The moves come at a time when surging demand for AI infrastructure of all kind has led to shortages of Nvidia chips, which hold about 80 percent of the AI accelerator chip market, leading to rising prices.
OpenAI’s chip plans were first reported a year ago, but the report indicates the ChatGPT developer has moved further toward production since then.
Start-up OpenAI, valued at some $157 billion (£121bn) in a recent $6.6bn funding round, is one of the biggest purchasers of Nvidia’s AI chips, meaning that its moves in the market have significant implications.
Following the Reuters report, shares in Broadcom jumped to close 4.5 percent higher, while AMD shares closed up 3.7 percent.
AMD launched its MI300X AI chip in the fourth quarter of 2023, positioning it as a direct competitor to Nvidia’s top-end AI chips, and has projected $4.5bn in AI chip sales this year.
OpenAI is planning to use AMD chips alongside Nvidia chips via Microsoft Azure cloud infrastructure deployments, the report said.
OpenAI initially considered producing its own in-house chips by establishing a network of its own foundries, but abandoned that plan due to the costs and time involved, according to the report, which cited unnamed sources.
Instead it is focusing on creating in-house designs, and has been working with Broadcom for months on its first AI inference chip after talks with Broadcom were reported in July.
The company uses AI chips for both training its language models and for less processor-intensive inference tasks, the predictive process of generating text or images.
Demand is currently greater for training chips, but pressure could move to inference chips with growing deployment of generative AI applications.
Broadcom works with clients such as Google on fine-tuning chip designs for manufacturing, and also supplies high-bandwith interconnects that play a critical role in large infrastructure deployments.

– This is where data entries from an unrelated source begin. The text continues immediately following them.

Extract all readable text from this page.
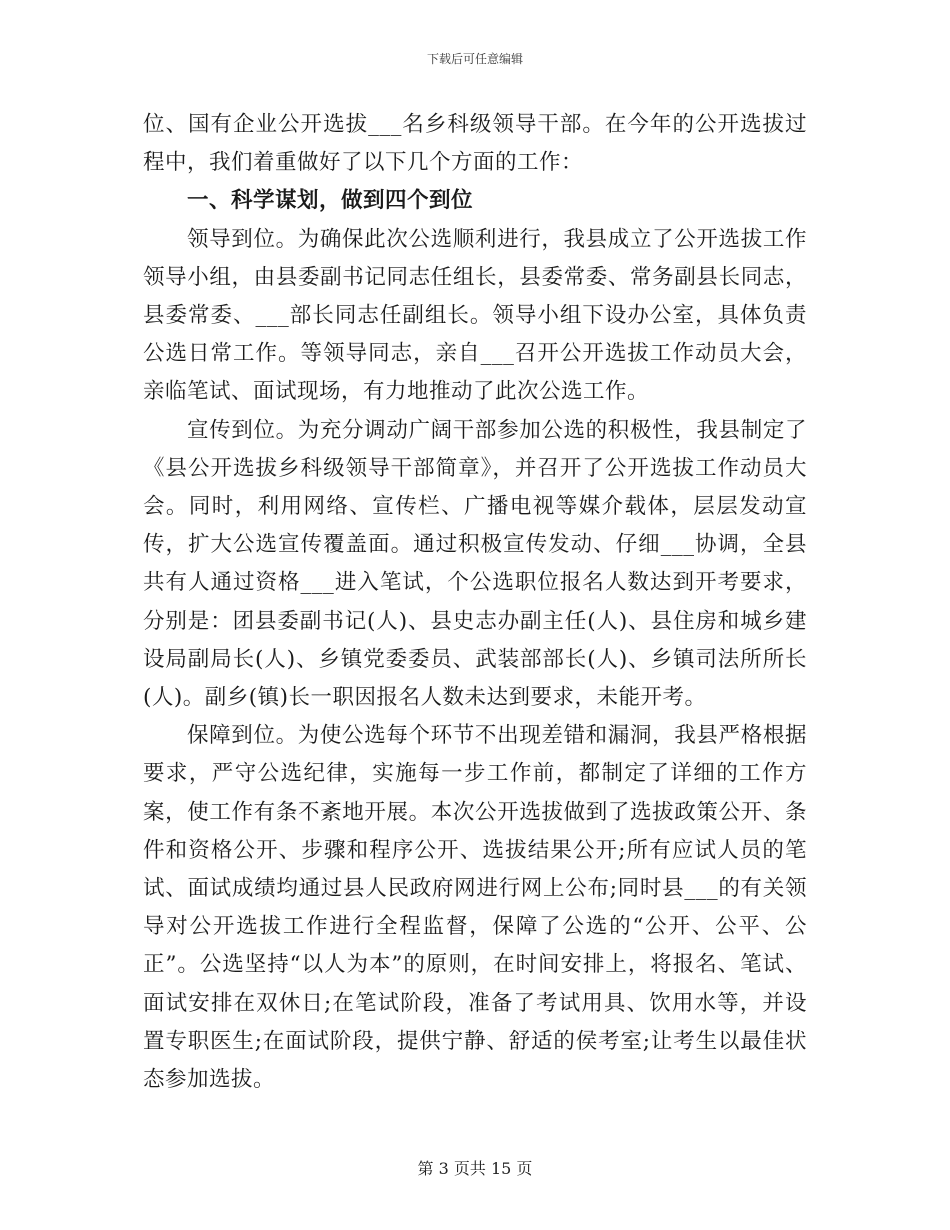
下载后可任意编辑

位、国有企业公开选拔___名乡科级领导干部。在今年的公开选拔过程中，我们着重做好了以下几个方面的工作：

一、科学谋划，做到四个到位

领导到位。为确保此次公选顺利进行，我县成立了公开选拔工作领导小组，由县委副书记同志任组长，县委常委、常务副县长同志，县委常委、___部长同志任副组长。领导小组下设办公室，具体负责公选日常工作。等领导同志，亲自___召开公开选拔工作动员大会，亲临笔试、面试现场，有力地推动了此次公选工作。

宣传到位。为充分调动广阔干部参加公选的积极性，我县制定了《县公开选拔乡科级领导干部简章》，并召开了公开选拔工作动员大会。同时，利用网络、宣传栏、广播电视等媒介载体，层层发动宣传，扩大公选宣传覆盖面。通过积极宣传发动、仔细___协调，全县共有人通过资格___进入笔试，个公选职位报名人数达到开考要求，分别是：团县委副书记(人)、县史志办副主任(人)、县住房和城乡建设局副局长(人)、乡镇党委委员、武装部部长(人)、乡镇司法所所长(人)。副乡(镇)长一职因报名人数未达到要求，未能开考。

保障到位。为使公选每个环节不出现差错和漏洞，我县严格根据要求，严守公选纪律，实施每一步工作前，都制定了详细的工作方案，使工作有条不紊地开展。本次公开选拔做到了选拔政策公开、条件和资格公开、步骤和程序公开、选拔结果公开;所有应试人员的笔试、面试成绩均通过县人民政府网进行网上公布;同时县___的有关领导对公开选拔工作进行全程监督，保障了公选的“公开、公平、公正”。公选坚持“以人为本”的原则，在时间安排上，将报名、笔试、面试安排在双休日;在笔试阶段，准备了考试用具、饮用水等，并设置专职医生;在面试阶段，提供宁静、舒适的侯考室;让考生以最佳状态参加选拔。

第 3 页共 15 页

OpenAI is still considering whether to develop or acquire other elements for its designs and may engage with other partners, the report said.
It reportedly has an internal chip team of about 20 people, led by engineers who worked on Tensor Processing Units (TPUs) at Google, including Thomas Norrie and Richard Ho.
Through Broadcom, OpenAI has secured manufacturing capacity with contract manufacturing leader TSMC to produce its first custom-designed chip in 2026, although the timetable could change.
OpenAI has held back from poaching engineering talent from Nvidia as it wishes to maintain good relations with the company, in part to ensure its ability to access next-generation Blackwell chips.
Generative AI requires heavy expenditure on compute infrastructure and services including hardware, power and cloud services for model training and inference, putting pressure on companies to optimise utilisation and diversify suppliers.
OpenAI, whose biggest single backer is Microsoft, has projected a $5bn loss this year on $3.7bn in revenue, with compute costs being its largest expenditure.
Microsoft, Meta, Google, Amazon and others have made similar moves to develop in-house and external supplies for AI resources.
AMD, Alphabet, Meta, Microsoft and Apple are all reporting earnings this week, with many investors expecting the firms to see revenue increases from their AI investments, such as those reported by Google parent Alphabet.
Such anticipations led the tech-heavy Nasdaq Composite index to reach a new record close on Monday, rising 0.78 percent to 18,712.75.